Sunday, September 26, 2010

Rough Collie Dog

The Rough Collie (also known as the Long-Haired Collie) is a breed of dog developed originally for herding in Scotland. It is well known through the works of author Albert Payson Terhune, and latterly through the Lassie novel, movies, and television shows. There is also a smooth-coated variety; some breed organizations consider the smooth-coat and rough-coat dogs to be variations of the same breed.
Three coat colors are recognized for Rough Collies: sable and white, where the "sable" ranges from pale tan to a mahogany; tricolour, which is primarily black edged in tan; blue merle, which is mottled gray. All have white coat areas, in the collar, parts of the leg, and usually the tail tip. Some may have white blazes on their faces. In addition, the American Kennel Club accepts white, where the dog is predominantly white with colored markings of sable, tricolor, or blue merle on the head and sometimes body patches. Rough Collies have a blunter face than the smaller, but otherwise very similar Shetland Sheepdog, which is partly descended from the Rough Collie. The planes of the muzzle and the top of the skull should be parallel in collies, with a slight but distinct stop. (In shelties, the planes are not parallel.) The downy undercoat is covered by a long, dense, coarse outer coat with a notable ruff around the neck, feathers about the legs, a petticoat on the abdomen, and a frill on the hindquarters.

Temperament

Rough collies should show no nervousness or aggression, and are generally good with children and other animals.

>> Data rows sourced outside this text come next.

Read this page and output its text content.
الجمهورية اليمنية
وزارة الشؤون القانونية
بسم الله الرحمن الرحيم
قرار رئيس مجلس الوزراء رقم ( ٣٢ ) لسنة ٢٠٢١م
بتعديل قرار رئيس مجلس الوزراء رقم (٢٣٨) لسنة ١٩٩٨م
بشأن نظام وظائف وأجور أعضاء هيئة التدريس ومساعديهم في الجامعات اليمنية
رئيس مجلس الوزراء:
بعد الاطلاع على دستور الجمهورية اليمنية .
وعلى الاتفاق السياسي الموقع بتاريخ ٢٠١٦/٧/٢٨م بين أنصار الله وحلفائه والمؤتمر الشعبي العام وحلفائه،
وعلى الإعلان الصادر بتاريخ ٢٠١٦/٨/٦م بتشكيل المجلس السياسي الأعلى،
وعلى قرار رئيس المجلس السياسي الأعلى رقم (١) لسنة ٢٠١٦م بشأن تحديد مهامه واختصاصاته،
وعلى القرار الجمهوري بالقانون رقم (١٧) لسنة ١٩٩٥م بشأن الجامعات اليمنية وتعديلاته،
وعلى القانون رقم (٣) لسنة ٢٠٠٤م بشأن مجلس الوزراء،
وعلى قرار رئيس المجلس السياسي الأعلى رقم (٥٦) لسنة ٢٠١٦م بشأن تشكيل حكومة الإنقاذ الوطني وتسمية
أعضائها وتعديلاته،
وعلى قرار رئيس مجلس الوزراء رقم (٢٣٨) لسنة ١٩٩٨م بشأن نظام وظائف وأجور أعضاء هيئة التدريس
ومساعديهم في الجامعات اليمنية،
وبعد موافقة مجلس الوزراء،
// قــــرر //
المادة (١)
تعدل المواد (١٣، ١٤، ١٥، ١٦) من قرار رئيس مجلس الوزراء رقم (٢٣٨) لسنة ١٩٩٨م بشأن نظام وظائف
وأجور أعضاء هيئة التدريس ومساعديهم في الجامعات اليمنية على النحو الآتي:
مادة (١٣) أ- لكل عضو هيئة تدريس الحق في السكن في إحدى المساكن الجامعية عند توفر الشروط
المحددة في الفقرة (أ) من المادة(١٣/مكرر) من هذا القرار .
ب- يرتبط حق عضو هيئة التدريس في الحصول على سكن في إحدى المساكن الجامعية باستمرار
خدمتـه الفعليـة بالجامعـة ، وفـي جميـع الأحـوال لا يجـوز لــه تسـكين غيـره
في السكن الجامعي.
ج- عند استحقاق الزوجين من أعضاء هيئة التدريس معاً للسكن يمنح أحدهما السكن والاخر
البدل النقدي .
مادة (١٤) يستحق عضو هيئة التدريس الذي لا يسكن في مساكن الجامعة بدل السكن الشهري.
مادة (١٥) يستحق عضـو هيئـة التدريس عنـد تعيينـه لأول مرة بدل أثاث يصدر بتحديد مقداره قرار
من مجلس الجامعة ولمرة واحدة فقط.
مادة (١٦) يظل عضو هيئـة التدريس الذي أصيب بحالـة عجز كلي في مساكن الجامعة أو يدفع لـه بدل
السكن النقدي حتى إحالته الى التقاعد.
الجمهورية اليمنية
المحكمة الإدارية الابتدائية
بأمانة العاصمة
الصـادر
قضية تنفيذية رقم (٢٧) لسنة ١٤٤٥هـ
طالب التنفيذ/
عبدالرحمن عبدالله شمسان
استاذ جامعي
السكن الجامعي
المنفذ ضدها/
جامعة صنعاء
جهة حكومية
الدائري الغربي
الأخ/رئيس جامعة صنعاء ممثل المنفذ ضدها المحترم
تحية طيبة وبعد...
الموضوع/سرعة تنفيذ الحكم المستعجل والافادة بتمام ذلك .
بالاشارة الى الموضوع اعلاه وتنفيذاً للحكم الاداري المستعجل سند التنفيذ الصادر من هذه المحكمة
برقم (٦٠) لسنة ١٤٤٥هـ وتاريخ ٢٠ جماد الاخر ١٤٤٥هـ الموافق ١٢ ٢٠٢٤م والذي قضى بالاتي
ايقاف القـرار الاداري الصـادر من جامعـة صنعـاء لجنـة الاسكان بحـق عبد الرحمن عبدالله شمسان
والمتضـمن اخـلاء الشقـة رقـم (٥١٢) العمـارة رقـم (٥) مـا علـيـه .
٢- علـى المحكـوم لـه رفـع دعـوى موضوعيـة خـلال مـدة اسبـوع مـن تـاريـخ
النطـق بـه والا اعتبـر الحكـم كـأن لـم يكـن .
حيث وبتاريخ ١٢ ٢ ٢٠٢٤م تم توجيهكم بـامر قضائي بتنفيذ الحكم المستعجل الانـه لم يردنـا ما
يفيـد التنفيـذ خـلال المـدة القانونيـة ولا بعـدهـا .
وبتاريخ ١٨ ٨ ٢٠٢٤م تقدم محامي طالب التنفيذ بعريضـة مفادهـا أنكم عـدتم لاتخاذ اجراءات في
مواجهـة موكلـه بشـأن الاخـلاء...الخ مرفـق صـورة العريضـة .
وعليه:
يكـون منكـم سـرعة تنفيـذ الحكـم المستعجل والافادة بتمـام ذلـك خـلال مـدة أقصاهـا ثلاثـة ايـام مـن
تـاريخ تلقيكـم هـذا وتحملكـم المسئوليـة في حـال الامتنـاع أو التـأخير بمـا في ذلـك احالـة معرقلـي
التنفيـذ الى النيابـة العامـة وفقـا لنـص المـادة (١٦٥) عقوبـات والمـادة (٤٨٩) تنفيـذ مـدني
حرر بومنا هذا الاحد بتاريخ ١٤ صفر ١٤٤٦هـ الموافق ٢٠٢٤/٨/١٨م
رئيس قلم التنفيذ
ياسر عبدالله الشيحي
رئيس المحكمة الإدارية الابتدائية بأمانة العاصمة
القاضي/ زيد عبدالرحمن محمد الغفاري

However, they must be well socialized to prevent shyness. They are medium to large sized dogs, but can be well suited to live in small apartments because of their calm disposition. Like many herding dogs, collies can be fairly vocal, and some are difficult to train not to bark. The amount of herding instinct varies, with some dogs being quite drivey and others being very laid back. Rough Collies are very loyal and may be one-family dogs (although most make exceptions for children), but are very rarely aggressive or protective beyond barking and providing a visual deterrent. They are typically excellent with children as long as they have been well-socialized and trained. They are eager to learn and respond best to a gentle hand. They relish human company and generally fare poorly as outdoor dogs. They are typically very gentle and while some individuals may rush to protect their dogs, Lassie IS only a myth. Due to several booms in the popularity of this breed, breeders more concerned with profit than breeding good dogs have produced Collies that are high-strung, neurotic or extremely shy[. These problems are not typical of well-bred Collies, and can usually be avoided by acquiring a Collie either through an ethical breeder or a good rescue organization.


Grooming

The double layered coat needs to be brushed frequently and thoroughly to keep it in a show condition. Pet dogs need less maintenance but still a significant amount. The profuse coat picks up grass seeds and burrs, and many dogs tend to mat to some degree, particularly behind the ears, around the collar (if a collar is left on the dog), and in the pants. Shaving collies is very bad for their skin and some do not regrow any significant amount of hair after being shaved. Spaying and neutering can alter coat texture, making it softer and more prone to matting. Individuals who like collies but do not love grooming are strongly recommended to consider a smooth collie instead.